The company, a leading distributor of Amazon-owned Whole Foods, has supplyed over 250,000 grocery store products, including Frozen products, and on Monday identified unauthorized access to IT systems. Douglas said in a call Tuesday that the company has shut down its entire network.
The company does not explain the nature of the cyberattacks, but said that intrusions cause continuous disruption to operations, including their ability to meet and distribute customer orders.
Douglas has called on investors that the company is shipping to customers “on a limited basis.”

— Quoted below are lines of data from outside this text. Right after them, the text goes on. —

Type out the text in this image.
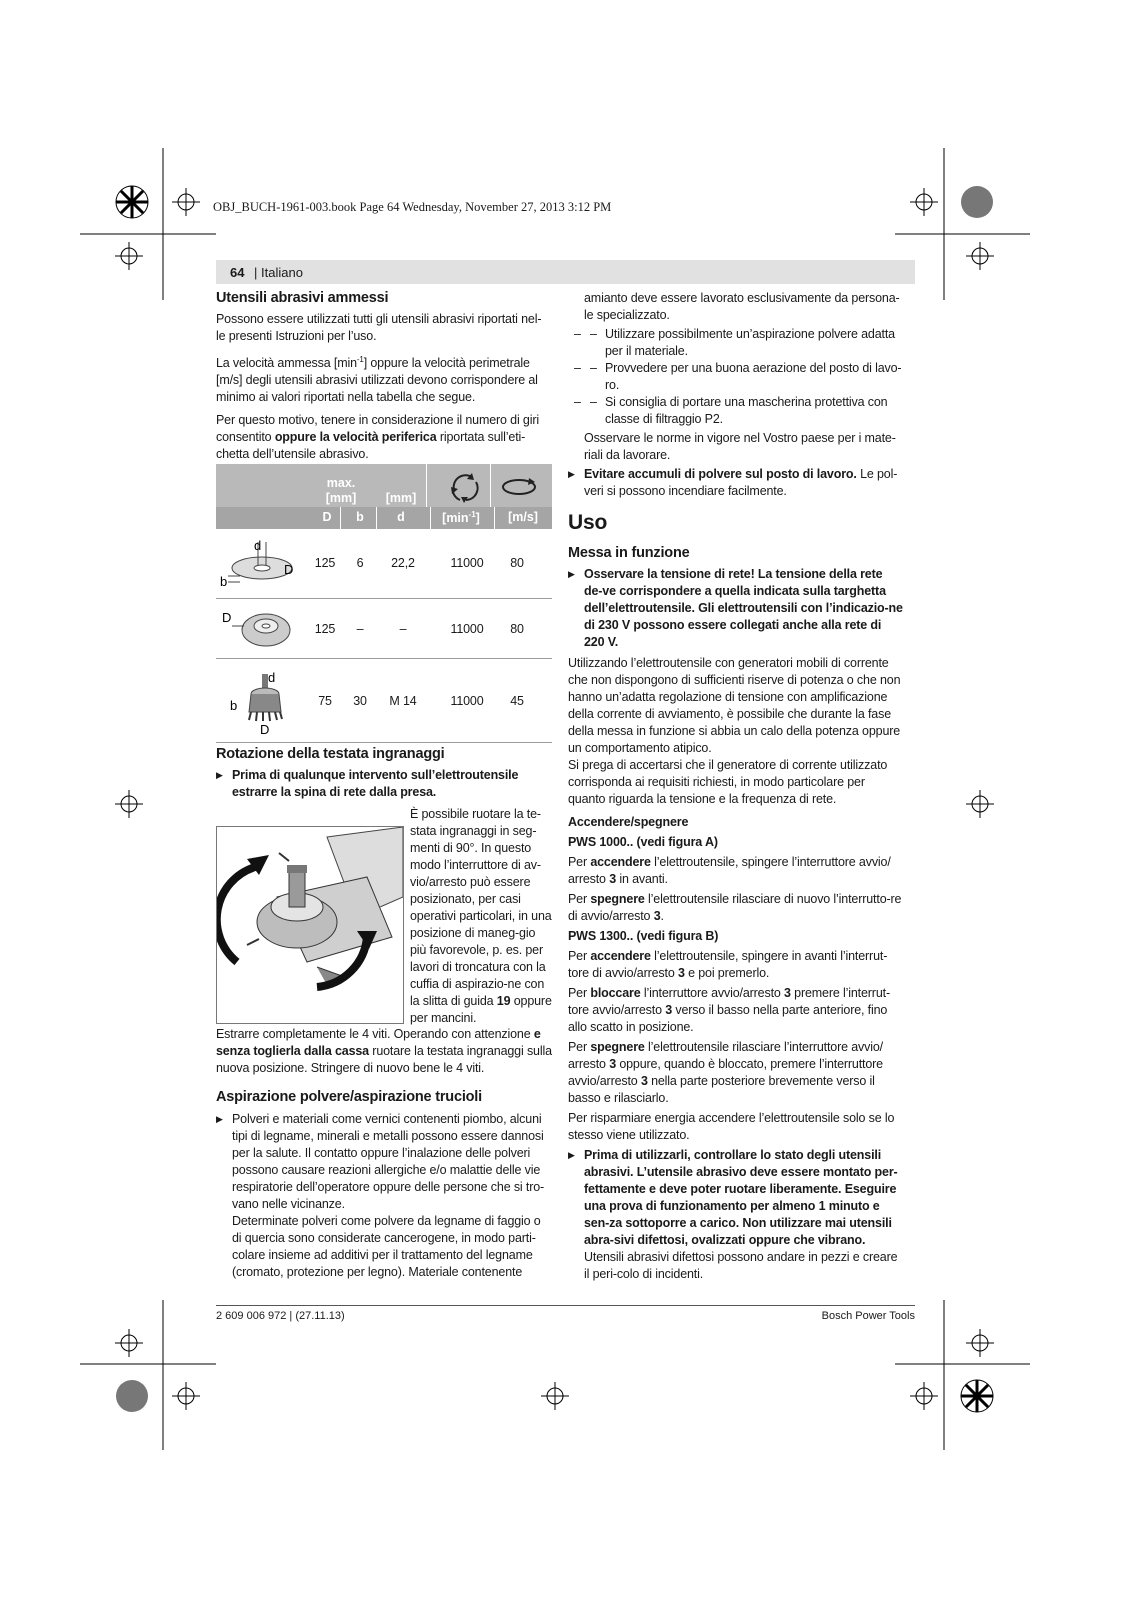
OBJ_BUCH-1961-003.book Page 64 Wednesday, November 27, 2013 3:12 PM
64 | Italiano
Utensili abrasivi ammessi

Possono essere utilizzati tutti gli utensili abrasivi riportati nel-le presenti Istruzioni per l’uso.

La velocità ammessa $[\min^{-1}]$ oppure la velocità perimetrale [m/s] degli utensili abrasivi utilizzati devono corrispondere al minimo ai valori riportati nella tabella che segue.

Per questo motivo, tenere in considerazione il numero di giri consentito oppure la velocità periferica riportata sull’eti-chetta dell’utensile abrasivo.

max.
[mm]	[mm]
D	b	d	$[\min^{-1}]$	[m/s]
d
D
b
D
d
b
D
125	6	22,2	11000	80
125	–	–	11000	80
75	30	M 14	11000	45
Rotazione della testata ingranaggi

▶ Prima di qualunque intervento sull’elettroutensile estrarre la spina di rete dalla presa.

È possibile ruotare la te-stata ingranaggi in seg-menti di 90°. In questo modo l’interruttore di av-vio/arresto può essere posizionato, per casi operativi particolari, in una posizione di maneg-gio più favorevole, p. es. per lavori di troncatura con la cuffia di aspirazio-ne con la slitta di guida 19 oppure per mancini.

Estrarre completamente le 4 viti. Operando con attenzione e senza toglierla dalla cassa ruotare la testata ingranaggi sulla nuova posizione. Stringere di nuovo bene le 4 viti.

Aspirazione polvere/aspirazione trucioli

▶ Polveri e materiali come vernici contenenti piombo, alcuni tipi di legname, minerali e metalli possono essere dannosi per la salute. Il contatto oppure l’inalazione delle polveri possono causare reazioni allergiche e/o malattie delle vie respiratorie dell’operatore oppure delle persone che si tro-vano nelle vicinanze.

Determinate polveri come polvere da legname di faggio o di quercia sono considerate cancerogene, in modo parti-colare insieme ad additivi per il trattamento del legname (cromato, protezione per legno). Materiale contenente

amianto deve essere lavorato esclusivamente da persona-le specializzato.

– – Utilizzare possibilmente un’aspirazione polvere adatta per il materiale.

– – Provvedere per una buona aerazione del posto di lavo-ro.

– – Si consiglia di portare una mascherina protettiva con classe di filtraggio P2.

Osservare le norme in vigore nel Vostro paese per i mate-riali da lavorare.

▶ Evitare accumuli di polvere sul posto di lavoro. Le pol-veri si possono incendiare facilmente.

Uso
Messa in funzione

▶ Osservare la tensione di rete! La tensione della rete de-ve corrispondere a quella indicata sulla targhetta dell’elettroutensile. Gli elettroutensili con l’indicazio-ne di 230 V possono essere collegati anche alla rete di 220 V.

Utilizzando l’elettroutensile con generatori mobili di corrente che non dispongono di sufficienti riserve di potenza o che non hanno un’adatta regolazione di tensione con amplificazione della corrente di avviamento, è possibile che durante la fase della messa in funzione si abbia un calo della potenza oppure un comportamento atipico.

Si prega di accertarsi che il generatore di corrente utilizzato corrisponda ai requisiti richiesti, in modo particolare per quanto riguarda la tensione e la frequenza di rete.

Accendere/spegnere

PWS 1000.. (vedi figura A)

Per accendere l’elettroutensile, spingere l’interruttore avvio/ arresto 3 in avanti.

Per spegnere l’elettroutensile rilasciare di nuovo l’interrutto-re di avvio/arresto 3.

PWS 1300.. (vedi figura B)

Per accendere l’elettroutensile, spingere in avanti l’interrut-tore di avvio/arresto 3 e poi premerlo.

Per bloccare l’interruttore avvio/arresto 3 premere l’interrut-tore avvio/arresto 3 verso il basso nella parte anteriore, fino allo scatto in posizione.

Per spegnere l’elettroutensile rilasciare l’interruttore avvio/ arresto 3 oppure, quando è bloccato, premere l’interruttore avvio/arresto 3 nella parte posteriore brevemente verso il basso e rilasciarlo.

Per risparmiare energia accendere l’elettroutensile solo se lo stesso viene utilizzato.

▶ Prima di utilizzarli, controllare lo stato degli utensili abrasivi. L’utensile abrasivo deve essere montato per-fettamente e deve poter ruotare liberamente. Eseguire una prova di funzionamento per almeno 1 minuto e sen-za sottoporre a carico. Non utilizzare mai utensili abra-sivi difettosi, ovalizzati oppure che vibrano. Utensili abrasivi difettosi possono andare in pezzi e creare il peri-colo di incidenti.

2 609 006 972 | (27.11.13)	Bosch Power Tools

A UNFI customer told TechCrunch that they were trying out new products at Whole Foods stores this week, but told them that much of the supply has not been delivered. Customers said they hadn't heard anything about the confusion from either UNFI or Whole Foods.
TechCrunch has heard anecdotal reports of reduced shelves or empty shelves in some stores affected by the UNFI disruption, but it is not immediately clear whether this is due to cyberattacks or other supply chain issues. Much of the downstream real-world impact on grocery stores and their customers may not be seen until later this week.
Whole Foods has not returned requests for comment from TechCrunch. Reuters said a Whole Foods spokesman said the retailer was “working to fill the shelves as quickly as possible” and introduced additional questions to UNFI.
It is not clear how much UNFI spent on cybersecurity, or who ultimately is responsible for the company's cybersecurity.
A UNFI spokesman did not respond to a request for comment when contacted by TechCrunch on Tuesday.
According to a TechCrunch check, many of UNFI's external systems are offline, including the web systems used by suppliers and customers, as well as the company's VPN products.
UNFI reported $8.1 billion in net sales for the quarter ended May 3, 2025. The company said it expects to report net income and earnings per share losses in its 2025 outlook after its contract with the grocery chain's operations in the Northeastern US, but has not been adjusted for a “continuous valuation” during this period.
Do you know more about cyberattacks in UNFI? Are you a customer of a company affected by the confusion? You can safely contact this reporter via a message encrypted with Zackwhittaker.1337.